Dikes and Sills Tabular intrusive bodies are produced when magma is forcibly injected into a fracture or zone of weakness, such as a bedding surface. Dikes are discordant bodies that form when magma is forcibly injected into fractures and cut across bedding surfaces and other structures in the host rock. By contrast, sills are nearly horizontal, concordant bodies that form when magma exploits weaknesses between sedimentary beds or other rock structures (Figure 1).
In general, dikes serve as tabular conduits that transport magma upward, whereas sills tend to accumulate magma and increase in thickness. Dikes and sills are typically shallow features, occurring where the country rocks are sufficiently brittle to fracture. They can range in thickness from less than 1 millimeter to more than 1 kilometer. While dikes and sills can occur as solitary bodies, dikes tend to form in roughly parallel groups called dike swarms. These multiple structures reflect the tendency for fractures to form in sets when tensional forces pull apart brittle country rock. Dikes can also radiate from an eroded volcanic neck, like spokes on a wheel. In these situations, the active ascent of magma generated fissures in the volcanic cone out of which lava flowed. Dikes frequently are more resistant and thus weather more slowly than the surrounding rock. Consequently, when exposed by erosion, dikes tend to have a wall-like appearance, as shown in Figure 2.
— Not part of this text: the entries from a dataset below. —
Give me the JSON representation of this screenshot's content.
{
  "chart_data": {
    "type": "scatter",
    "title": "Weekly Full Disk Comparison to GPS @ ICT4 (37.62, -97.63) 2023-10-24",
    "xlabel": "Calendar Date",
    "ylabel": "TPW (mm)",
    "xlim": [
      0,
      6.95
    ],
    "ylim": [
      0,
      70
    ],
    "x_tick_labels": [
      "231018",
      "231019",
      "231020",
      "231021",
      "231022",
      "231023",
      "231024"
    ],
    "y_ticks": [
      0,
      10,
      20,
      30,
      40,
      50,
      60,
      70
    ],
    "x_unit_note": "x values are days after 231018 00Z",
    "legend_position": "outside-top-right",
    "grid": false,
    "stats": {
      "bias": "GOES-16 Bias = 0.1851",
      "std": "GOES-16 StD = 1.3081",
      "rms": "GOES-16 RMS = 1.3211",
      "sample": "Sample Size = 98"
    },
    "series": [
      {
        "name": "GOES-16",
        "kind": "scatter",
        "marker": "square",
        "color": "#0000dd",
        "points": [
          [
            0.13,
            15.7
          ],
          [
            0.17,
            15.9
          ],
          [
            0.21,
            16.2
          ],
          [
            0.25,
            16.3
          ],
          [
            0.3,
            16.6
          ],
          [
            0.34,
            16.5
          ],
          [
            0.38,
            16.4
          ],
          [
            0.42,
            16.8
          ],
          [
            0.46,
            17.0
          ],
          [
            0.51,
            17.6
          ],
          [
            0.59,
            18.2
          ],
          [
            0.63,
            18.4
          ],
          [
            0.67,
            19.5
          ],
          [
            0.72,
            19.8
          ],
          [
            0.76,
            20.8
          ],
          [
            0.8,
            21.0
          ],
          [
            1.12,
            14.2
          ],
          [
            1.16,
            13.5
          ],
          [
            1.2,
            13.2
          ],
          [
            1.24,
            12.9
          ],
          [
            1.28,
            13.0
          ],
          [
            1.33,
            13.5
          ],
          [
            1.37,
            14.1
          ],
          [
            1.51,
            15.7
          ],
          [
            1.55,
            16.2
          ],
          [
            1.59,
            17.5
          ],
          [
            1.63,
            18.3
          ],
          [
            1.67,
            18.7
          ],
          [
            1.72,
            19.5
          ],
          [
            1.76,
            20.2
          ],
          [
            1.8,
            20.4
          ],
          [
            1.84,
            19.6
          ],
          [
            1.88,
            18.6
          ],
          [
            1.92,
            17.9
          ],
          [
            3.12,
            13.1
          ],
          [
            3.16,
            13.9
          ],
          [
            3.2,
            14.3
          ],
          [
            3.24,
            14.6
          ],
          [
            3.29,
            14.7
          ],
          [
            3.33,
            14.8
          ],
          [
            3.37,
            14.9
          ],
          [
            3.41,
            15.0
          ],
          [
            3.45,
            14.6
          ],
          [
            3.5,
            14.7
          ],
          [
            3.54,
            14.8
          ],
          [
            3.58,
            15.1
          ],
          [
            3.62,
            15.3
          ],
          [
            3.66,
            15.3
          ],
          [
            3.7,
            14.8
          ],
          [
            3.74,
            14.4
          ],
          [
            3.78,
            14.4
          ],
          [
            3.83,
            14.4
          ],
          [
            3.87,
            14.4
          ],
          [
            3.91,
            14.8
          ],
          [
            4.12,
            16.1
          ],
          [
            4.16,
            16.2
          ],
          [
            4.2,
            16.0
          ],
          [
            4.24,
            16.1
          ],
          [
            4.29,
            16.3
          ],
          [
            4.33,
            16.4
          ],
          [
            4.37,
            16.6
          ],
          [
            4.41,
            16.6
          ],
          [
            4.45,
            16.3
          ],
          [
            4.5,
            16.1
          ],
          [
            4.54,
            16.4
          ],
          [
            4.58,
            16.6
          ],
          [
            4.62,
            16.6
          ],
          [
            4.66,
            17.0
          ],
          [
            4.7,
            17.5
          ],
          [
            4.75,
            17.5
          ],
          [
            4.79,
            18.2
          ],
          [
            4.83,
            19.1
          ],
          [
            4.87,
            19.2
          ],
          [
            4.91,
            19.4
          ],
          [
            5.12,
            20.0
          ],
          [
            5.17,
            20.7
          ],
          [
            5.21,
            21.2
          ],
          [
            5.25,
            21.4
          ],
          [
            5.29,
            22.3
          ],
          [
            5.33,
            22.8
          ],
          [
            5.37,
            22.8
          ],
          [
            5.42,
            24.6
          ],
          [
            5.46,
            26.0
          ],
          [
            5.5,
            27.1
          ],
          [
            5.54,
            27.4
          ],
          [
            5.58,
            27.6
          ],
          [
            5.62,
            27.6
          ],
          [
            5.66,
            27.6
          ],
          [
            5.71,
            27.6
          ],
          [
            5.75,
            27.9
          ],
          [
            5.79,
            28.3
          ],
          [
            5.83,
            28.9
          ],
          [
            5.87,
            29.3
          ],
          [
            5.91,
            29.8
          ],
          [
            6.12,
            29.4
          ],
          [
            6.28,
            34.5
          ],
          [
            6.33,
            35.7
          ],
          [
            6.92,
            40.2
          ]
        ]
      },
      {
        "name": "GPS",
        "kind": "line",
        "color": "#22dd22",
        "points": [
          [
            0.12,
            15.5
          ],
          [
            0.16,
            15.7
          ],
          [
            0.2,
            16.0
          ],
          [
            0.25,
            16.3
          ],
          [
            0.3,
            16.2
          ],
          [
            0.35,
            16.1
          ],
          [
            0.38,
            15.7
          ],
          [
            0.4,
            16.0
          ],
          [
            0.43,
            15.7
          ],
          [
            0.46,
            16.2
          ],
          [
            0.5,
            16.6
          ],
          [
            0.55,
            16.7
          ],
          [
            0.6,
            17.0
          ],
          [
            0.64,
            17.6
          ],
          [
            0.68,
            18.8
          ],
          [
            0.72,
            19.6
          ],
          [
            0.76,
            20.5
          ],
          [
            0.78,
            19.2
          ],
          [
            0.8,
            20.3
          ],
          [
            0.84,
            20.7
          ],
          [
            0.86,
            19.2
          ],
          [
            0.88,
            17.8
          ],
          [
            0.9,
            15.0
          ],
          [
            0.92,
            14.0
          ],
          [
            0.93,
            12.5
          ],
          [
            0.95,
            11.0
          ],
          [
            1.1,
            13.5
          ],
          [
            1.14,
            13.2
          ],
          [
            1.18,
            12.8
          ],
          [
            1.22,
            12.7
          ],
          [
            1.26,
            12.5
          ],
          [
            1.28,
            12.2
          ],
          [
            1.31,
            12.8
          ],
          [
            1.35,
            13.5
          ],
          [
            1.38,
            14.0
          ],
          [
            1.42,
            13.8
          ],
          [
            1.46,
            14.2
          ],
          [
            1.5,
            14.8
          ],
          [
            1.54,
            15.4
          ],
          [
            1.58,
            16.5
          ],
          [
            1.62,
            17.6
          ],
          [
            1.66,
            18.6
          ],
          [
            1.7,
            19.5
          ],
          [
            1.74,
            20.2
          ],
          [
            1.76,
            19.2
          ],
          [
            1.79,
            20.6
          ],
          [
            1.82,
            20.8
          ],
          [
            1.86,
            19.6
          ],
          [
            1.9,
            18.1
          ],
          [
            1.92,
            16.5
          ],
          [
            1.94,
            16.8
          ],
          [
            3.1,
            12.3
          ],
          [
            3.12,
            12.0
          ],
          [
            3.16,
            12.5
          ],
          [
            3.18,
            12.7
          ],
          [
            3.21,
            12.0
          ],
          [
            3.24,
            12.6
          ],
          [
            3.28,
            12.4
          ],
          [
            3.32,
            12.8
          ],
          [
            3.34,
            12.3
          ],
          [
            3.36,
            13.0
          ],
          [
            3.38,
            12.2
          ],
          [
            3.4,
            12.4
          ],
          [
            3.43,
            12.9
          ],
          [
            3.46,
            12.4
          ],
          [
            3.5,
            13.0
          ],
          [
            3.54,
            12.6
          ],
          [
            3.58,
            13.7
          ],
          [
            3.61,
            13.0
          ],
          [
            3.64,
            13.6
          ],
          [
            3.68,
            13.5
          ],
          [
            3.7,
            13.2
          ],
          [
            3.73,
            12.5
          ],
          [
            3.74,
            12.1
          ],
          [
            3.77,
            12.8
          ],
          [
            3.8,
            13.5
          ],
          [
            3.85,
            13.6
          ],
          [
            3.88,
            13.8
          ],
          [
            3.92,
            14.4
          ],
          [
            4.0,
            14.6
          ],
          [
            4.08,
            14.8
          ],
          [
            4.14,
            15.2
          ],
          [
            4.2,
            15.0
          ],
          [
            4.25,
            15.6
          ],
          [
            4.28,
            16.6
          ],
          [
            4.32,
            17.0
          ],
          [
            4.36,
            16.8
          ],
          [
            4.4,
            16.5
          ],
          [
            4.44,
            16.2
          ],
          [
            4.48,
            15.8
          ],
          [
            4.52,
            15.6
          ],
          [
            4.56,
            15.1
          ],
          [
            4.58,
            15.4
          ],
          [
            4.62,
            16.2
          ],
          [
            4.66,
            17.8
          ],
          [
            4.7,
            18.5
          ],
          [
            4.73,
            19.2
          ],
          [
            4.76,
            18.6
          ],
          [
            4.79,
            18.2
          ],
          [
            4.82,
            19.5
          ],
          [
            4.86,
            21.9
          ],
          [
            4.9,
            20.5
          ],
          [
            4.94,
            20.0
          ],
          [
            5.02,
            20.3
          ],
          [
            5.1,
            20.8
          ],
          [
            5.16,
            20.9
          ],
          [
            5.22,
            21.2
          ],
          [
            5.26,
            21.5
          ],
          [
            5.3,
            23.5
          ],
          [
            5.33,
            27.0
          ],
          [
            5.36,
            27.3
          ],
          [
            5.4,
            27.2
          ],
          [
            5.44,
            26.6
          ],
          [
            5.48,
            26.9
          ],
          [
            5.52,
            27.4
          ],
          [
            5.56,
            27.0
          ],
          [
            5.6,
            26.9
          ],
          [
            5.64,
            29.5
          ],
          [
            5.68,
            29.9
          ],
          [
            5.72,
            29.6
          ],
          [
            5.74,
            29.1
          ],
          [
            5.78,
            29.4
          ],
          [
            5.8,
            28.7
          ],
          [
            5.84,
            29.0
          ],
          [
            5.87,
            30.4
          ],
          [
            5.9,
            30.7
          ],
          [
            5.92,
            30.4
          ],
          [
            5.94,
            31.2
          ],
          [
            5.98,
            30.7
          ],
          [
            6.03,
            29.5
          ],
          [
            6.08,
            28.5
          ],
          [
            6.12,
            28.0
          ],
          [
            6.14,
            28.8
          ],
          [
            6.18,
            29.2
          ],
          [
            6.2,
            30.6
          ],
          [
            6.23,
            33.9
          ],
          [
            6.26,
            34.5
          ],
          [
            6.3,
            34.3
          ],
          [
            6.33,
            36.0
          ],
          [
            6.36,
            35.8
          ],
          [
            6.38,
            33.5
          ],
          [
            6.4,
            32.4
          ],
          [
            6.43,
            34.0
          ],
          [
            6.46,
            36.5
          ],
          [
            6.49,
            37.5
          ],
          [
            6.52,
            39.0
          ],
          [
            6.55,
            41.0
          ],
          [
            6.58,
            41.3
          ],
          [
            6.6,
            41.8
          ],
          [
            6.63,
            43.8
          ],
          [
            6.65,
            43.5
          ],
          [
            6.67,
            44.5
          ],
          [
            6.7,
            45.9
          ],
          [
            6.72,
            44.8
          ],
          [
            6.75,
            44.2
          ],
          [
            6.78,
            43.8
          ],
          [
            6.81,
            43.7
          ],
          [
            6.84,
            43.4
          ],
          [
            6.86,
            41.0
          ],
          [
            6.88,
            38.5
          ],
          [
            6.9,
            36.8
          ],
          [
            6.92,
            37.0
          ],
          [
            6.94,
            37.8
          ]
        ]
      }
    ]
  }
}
Because dikes and sills are relatively uniform in thickness and can extend for many kilometers, they are assumed to be the product of very fluid, and therefore mobile, magmas. One of the largest and most studied of all sills in the United States is the Palisades Sill. Exposed for 80 kilometers (50 miles) along the west bank of the Hudson River in southeastern New York and northeastern New Jersey, this sill is about 300 meters (1000 feet) thick. Because it is resistant to erosion, the Palisades Sill forms an imposing cliff that can be easily seen from the opposite side of the Hudson.